Tuesday, April 16, 2013

Another Letter to My Brother

Dear Brian,

Today, your baby girls are six years old!  I cannot believe how they have grown.  Six years ago, I stayed overnight at Kristi's, got up at 6am with her and a bunch of beautiful people who love us, and we went to the hospital to finally meet those precious girls that Kristi miraculously carried to term. She has greater strength than she knows!  I remember that morning, Kristi said, "These babies were going to be born today, whether the doctor decided or not!"  She knew it was time.
As I sit here looking through pictures of your beautiful twin girls, I imagine how you would be with them.  In my mind, I see you hold them in your arms, bounce them in your lap, cuddle and goof with them and love them...just like Corey does now.  He has since they were tiny, and Aidyn too.  He is so good to them...I know you know that, because you wouldn't have anyone less than wonderful for your kids, or as a husband for Kristi.  I see how you and God work through him and I am amazed.
And don't worry- I know you hold them in their dreams, I know you held them before they were born, when they were still in Heaven with you.  I know you watch over them and their big brother, all of us, and I am so thankful for that.  I know I've been dreaming about you, and I need to try harder to remember what you tell me in my dreams, because I have a feeling it's something  you want me to give the girls for their birthdays.  Help me remember!! 

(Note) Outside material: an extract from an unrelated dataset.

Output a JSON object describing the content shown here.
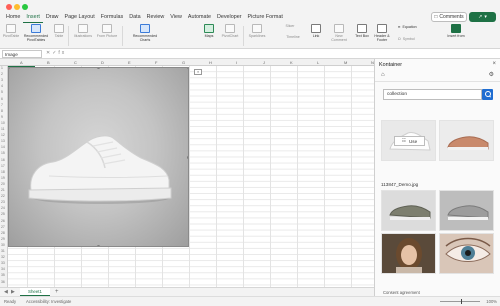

I will never forget the day those girls were born.  I am a very lucky auntie, to have been present at the births of each of my nieces and nephews.  Thank you for that.  I remember the first time I held them, Your spirit is so strong in each of these beautiful babies...it is overwhelming.  I remember that it took months before I could look into those tiny, perfect faces without having to swallow the huge lump in my throat.  But concentrating on Aidyn and these two little miracles, they took some of the ache out of our hearts when we were missing you so bad.  Each year that goes by, I remember the year before, and see how far we've all come.  The hurt and the empty space are filled now with happy memories of your children as they grow, all of us with your blood in our veins and all of those who've come into our lives because of you, we are so grateful.  You have taught us all so much about love, family, and never giving up.  I bet you are surprised at how far we've come!  (so are we!)  Somehow, I know and trust that this all makes sense.  I've let go of the need to know why, I've let go of the feeling of lacking (for the most part) the place in my heart that was always filled by my brother, is STILL filled by you, you are with us every day.  We just see you differently now...like I said, it takes our earthly eyes a long time to adjust, but we're coming around.

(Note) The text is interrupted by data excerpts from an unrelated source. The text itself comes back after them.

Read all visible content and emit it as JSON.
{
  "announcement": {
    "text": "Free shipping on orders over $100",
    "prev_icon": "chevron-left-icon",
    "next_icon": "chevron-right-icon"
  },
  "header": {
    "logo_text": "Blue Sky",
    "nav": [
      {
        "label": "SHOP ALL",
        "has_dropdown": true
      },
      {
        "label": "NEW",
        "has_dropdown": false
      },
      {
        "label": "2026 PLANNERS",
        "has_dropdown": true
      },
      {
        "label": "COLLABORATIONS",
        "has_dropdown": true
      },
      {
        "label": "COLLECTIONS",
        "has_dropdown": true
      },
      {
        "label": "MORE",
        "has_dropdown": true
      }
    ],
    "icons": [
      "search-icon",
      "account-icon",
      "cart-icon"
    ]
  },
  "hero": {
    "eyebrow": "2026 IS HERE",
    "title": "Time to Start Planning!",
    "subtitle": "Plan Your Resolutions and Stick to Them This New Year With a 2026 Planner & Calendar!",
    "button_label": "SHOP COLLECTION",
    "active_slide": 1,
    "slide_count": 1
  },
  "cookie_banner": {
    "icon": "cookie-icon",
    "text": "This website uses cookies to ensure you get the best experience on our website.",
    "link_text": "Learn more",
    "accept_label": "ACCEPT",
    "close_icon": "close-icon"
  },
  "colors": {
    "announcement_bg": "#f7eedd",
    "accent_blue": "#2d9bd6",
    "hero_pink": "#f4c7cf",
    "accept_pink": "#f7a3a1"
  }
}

Happy Birthday, Elliana and Ava!!!  You are amazing, and your dad is so proud of you! We ALL are!

How blessed could we be as you enter this world
Babies A and B, Doctor said, two perfect little girls
As you opened your eyes and stared into mine
I saw Heaven, your Daddy, everywhere the signs
The birth room attendant wore a tag with Daddy's name
He might have been Brian but his face wasn't the same

Mommy and I knew it was Daddy's way to let us know
He wouldn't miss this for anything, we knew he'd show!
I remember the song on the radio as we cried
The Riddle, "There's a Reason for the World; You and I"
It was playing so softly, some words were unclear
Your first lullaby from Daddy, who couldn't be here.


You saw him long before you learned he was gone
As you played in your cribs, and sang daddy songs
"Daddy" was your first word!  How could that be?
Because you'd already known him, his angel, you see.
His love surrounds you, and it always will
He loved you in Heaven, and he loves you still.